5 Tips for Holding Yourself Accountable

By now we’ve reached the point in the year when we’ve all experienced a setback or two with our New Year’s resolutions. Maybe you skipped working out for a week, or you got really busy with school and plans and forgot to apply for a job yet. That’s perfectly okay. You’re not a failure, you’re just human. But in order to minimize those setbacks and in turn maximize productivity, it’s important to hold yourself accountable. Here are some of my favourite ways to do just that:

Keep track of your progress.
This is preferably done in a place where you’ll see it regularly and be reminded of your progress (more than your failures). Write to-do lists in your planner every day, post your weekly goals to your walls and keep track of every day you do something, write in a journal what you did that day towards accomplishing your goals. Eventually, you’ll get tired of recording the fact that you didn’t do much, and you’ll feel more motivated to reach those goals.

Set daily reminders.
New habits are difficult to start, so there’s no shame in setting little reminders for yourself throughout the day. Using a website or app to track your progress may be best for this, as a lot of them will send you daily emails/notifications. Otherwise, just schedule reminders on your phone for a convenient time of day when you won’t just ignore it.

Use self-control.
This is a tricky one, so really just try your best. Indulging sometimes is important, but try limiting those things – a cheat day on Saturday, an hour of studying for ten minutes of social media. If you have a Mac, the self control app is amazing for this purpose, and I’m sure there are some decent Windows alternatives.
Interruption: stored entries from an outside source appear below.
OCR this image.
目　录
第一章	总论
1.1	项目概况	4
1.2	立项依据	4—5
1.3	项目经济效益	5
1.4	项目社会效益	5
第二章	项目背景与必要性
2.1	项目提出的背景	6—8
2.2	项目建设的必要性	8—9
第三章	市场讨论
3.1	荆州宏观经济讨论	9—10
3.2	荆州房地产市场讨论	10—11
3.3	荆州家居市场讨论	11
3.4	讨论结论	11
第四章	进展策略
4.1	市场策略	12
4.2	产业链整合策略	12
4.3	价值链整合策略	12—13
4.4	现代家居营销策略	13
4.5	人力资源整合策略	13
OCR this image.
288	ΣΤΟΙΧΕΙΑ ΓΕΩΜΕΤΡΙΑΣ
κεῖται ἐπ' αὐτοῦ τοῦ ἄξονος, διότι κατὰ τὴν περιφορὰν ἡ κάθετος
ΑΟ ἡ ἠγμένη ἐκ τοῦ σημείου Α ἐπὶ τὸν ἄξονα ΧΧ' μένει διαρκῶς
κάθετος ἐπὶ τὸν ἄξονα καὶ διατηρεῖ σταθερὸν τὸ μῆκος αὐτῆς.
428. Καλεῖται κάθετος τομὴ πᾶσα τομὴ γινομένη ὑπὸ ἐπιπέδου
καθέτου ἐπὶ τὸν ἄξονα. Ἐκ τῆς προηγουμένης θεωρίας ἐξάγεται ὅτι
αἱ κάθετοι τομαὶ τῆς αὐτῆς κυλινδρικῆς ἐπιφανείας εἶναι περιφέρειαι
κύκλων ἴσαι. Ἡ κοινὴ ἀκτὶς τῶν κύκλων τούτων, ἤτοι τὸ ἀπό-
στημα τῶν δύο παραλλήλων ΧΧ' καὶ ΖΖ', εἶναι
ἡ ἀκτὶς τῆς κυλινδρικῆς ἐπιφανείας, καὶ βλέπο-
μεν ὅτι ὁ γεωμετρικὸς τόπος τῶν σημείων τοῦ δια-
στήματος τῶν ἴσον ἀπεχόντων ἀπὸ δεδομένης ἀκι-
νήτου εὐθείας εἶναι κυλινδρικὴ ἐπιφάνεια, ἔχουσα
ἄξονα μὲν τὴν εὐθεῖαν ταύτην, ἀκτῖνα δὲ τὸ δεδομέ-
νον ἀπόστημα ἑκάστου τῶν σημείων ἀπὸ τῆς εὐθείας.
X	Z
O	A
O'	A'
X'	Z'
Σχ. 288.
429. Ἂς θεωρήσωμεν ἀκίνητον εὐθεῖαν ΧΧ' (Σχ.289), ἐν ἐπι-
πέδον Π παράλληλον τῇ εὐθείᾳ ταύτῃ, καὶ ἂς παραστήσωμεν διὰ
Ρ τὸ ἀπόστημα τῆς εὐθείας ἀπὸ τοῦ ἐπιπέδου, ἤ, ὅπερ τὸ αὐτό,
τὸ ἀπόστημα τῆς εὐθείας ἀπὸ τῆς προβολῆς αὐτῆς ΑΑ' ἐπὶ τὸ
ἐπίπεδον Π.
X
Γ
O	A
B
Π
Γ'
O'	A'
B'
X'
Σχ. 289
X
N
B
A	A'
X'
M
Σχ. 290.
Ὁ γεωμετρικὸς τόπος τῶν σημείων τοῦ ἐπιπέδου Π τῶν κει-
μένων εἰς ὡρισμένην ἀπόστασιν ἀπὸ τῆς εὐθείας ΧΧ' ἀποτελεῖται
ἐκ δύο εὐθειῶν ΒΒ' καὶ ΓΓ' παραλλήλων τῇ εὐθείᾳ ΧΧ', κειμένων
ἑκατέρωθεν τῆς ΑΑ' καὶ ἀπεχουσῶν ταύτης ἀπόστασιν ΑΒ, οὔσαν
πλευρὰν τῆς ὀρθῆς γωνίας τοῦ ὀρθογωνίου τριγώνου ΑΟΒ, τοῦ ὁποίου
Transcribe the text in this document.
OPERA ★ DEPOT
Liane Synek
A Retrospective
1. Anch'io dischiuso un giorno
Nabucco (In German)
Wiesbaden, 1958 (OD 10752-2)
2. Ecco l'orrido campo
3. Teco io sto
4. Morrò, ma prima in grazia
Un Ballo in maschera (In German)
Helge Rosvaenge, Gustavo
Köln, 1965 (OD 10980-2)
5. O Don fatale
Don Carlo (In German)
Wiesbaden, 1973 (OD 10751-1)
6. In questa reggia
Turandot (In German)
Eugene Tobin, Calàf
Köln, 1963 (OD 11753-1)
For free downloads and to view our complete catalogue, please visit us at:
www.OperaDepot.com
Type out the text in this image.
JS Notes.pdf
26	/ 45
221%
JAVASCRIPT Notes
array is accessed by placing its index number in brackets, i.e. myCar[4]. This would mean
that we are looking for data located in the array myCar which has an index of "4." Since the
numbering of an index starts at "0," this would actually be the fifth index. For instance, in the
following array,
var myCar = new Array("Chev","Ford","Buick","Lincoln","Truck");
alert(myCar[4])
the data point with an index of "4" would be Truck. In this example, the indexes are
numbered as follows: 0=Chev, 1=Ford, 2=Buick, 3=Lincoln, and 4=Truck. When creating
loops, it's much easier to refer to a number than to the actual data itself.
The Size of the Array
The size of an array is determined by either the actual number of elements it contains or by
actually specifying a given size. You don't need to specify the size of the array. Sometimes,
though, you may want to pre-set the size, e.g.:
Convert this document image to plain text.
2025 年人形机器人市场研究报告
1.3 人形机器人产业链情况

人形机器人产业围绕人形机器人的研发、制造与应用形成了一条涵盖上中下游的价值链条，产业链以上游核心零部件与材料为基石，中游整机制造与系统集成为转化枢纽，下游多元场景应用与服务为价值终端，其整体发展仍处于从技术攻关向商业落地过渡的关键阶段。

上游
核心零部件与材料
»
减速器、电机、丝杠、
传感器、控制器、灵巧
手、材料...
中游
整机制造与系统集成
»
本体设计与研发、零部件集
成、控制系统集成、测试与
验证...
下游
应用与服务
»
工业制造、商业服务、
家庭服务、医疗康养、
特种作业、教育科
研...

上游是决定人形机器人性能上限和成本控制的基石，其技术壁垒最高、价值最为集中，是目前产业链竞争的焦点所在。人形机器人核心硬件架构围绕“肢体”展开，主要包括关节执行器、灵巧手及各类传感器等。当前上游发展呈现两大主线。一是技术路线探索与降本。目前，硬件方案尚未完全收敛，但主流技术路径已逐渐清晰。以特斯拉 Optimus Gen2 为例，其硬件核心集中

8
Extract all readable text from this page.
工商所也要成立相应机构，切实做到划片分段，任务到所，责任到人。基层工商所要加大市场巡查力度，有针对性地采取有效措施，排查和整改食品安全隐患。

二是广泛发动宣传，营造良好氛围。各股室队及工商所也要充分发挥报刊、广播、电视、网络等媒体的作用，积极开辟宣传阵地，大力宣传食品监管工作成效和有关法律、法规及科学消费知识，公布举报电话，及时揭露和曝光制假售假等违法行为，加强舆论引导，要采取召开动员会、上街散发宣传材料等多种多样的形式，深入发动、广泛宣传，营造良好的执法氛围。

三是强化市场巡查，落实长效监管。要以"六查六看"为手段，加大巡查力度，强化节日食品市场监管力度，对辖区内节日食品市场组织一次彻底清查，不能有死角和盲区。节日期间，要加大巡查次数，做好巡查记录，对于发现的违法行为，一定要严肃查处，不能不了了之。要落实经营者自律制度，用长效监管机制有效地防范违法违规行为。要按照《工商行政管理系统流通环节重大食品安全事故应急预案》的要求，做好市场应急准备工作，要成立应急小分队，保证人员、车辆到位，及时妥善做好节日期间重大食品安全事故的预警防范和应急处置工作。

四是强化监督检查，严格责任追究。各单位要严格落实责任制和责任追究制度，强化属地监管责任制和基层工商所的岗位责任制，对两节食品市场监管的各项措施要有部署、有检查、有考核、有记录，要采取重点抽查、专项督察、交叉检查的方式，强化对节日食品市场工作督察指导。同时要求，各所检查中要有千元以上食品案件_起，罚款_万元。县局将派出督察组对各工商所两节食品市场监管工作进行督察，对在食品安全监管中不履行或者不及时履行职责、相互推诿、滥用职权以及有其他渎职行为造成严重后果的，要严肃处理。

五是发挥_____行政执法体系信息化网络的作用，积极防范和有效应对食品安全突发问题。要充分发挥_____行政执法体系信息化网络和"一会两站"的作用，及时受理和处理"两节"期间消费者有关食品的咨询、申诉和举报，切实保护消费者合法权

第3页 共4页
Make it a habit of reminding yourself why you’re doing this (and that it’s okay to take a break).
Sometimes you’ve missed your work out and you’re stressed out and you just really need some junk food. Sometimes you’d rather watch a show on Netflix than read a new book. It’s okay to take breaks – don’t work yourself so hard that you hate what you’re doing. Just remind yourself of the bigger picture: why you started making this change in the first place. Take a break, and get back to it.

Tell people what you’re doing.
Now, there’s this great saying “there’s no glory in the process,” which means that instead of talking about something it’s better to just do it, and be outwardly proud after you’ve accomplished something. That said, telling people what you intend to do means that it’s out there in the world, and there’s no taking it back. If you’ve been talking about getting a job for weeks, your friends and family will start asking you about that progress, and you won’t want to tell them you haven’t started applying yet. Let the people close to you know what you’re trying to do, so they’ll help keep you accountable.

I hope some of these tips will help you get back into the swing of things. Just remember, we’re all struggling, but progress is important. Making changes takes time, and you’ll have to adopt any strategy for your own needs, probably trying out different ones and switching around. That’s perfectly fine. Eventually you’ll find a system that works for you and begin to build new habits that help you reach your long-term goals. If you have any other tips, feel free to leave them in the comments! x.